Quand Khider m’a sollicité pour présenter l’édition algérienne de son récit, j’ai eu un moment d’hésitation. J’ai hésité parce que, entre autre, je me jurais depuis quelques temps de ne plus engager d’autres écrits que ceux déjà entamés. Plusieurs de mes amis me pressaient de ne plus interrompre mes travaux et de ne pas me disperser.

Mais comment me dérober aux souhaits d’un ancien ami, resté toujours pour moi « Nassim », le frère, le camarade, un de mes proches compagnons de lutte des quelques premières années de ma deuxième vie clandestine de vingt-quatre ans (1965 – 1989). Et puis, j’étais séduit d’avoir sous les yeux, spontanément réalisé par lui, un genre de témoignages que je n’ai cessé de recommander à tous mes amis dont la trajectoire de vie et de lutte avait croisé la mienne. J’estimais qu’avec chaque nouvelle pièce aussi minime soit-elle, mais ajoutée au puzzle de la trame historique algérienne et mondiale, les jeunes générations auraient une idée plus précise de ce que leurs prédécesseurs ont espéré, vécu et réalisé plus ou moins bien. Je me suis donc décidé à écrire cette préface. Elle se rapporte essentiellement à la partie de son itinéraire que nous avions vécu côte à côte. Que le lecteur me pardonne si mon propos, centré sur cette période et influencé par elle, est forcément partiel et assume volontiers une part de subjectivité.

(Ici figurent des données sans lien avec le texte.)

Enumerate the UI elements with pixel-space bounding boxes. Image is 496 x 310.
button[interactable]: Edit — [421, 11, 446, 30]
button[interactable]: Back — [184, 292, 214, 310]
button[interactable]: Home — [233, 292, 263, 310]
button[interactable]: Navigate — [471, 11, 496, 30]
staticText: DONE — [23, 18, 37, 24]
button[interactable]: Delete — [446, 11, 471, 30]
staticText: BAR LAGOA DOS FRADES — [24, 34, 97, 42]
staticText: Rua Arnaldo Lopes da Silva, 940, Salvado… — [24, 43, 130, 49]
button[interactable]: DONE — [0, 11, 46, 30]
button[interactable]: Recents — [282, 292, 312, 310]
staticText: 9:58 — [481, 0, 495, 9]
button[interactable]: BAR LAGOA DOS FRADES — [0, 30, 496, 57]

Voilà donc que Nassim, une quarantaine d’années après que nous nous soyons perdus de vue, m’envoie ce qu’il avait écrit, sans ambition littéraire ou politique particulière, comme l’indique le titre qu’il lui avait donné modestement : « mémoires en minuscules ». Pouvais-je rester indifférent à sa démarche par laquelle, sans complexe et en toute simplicité, il nous donnait à découvrir des pans entiers de son itinéraire personnel, en évitant de tomber dans les images d’Epinal, les stéréotypes consistant à idéaliser ou noircir sans mesure l’engagement d’un moment ou de toute une vie.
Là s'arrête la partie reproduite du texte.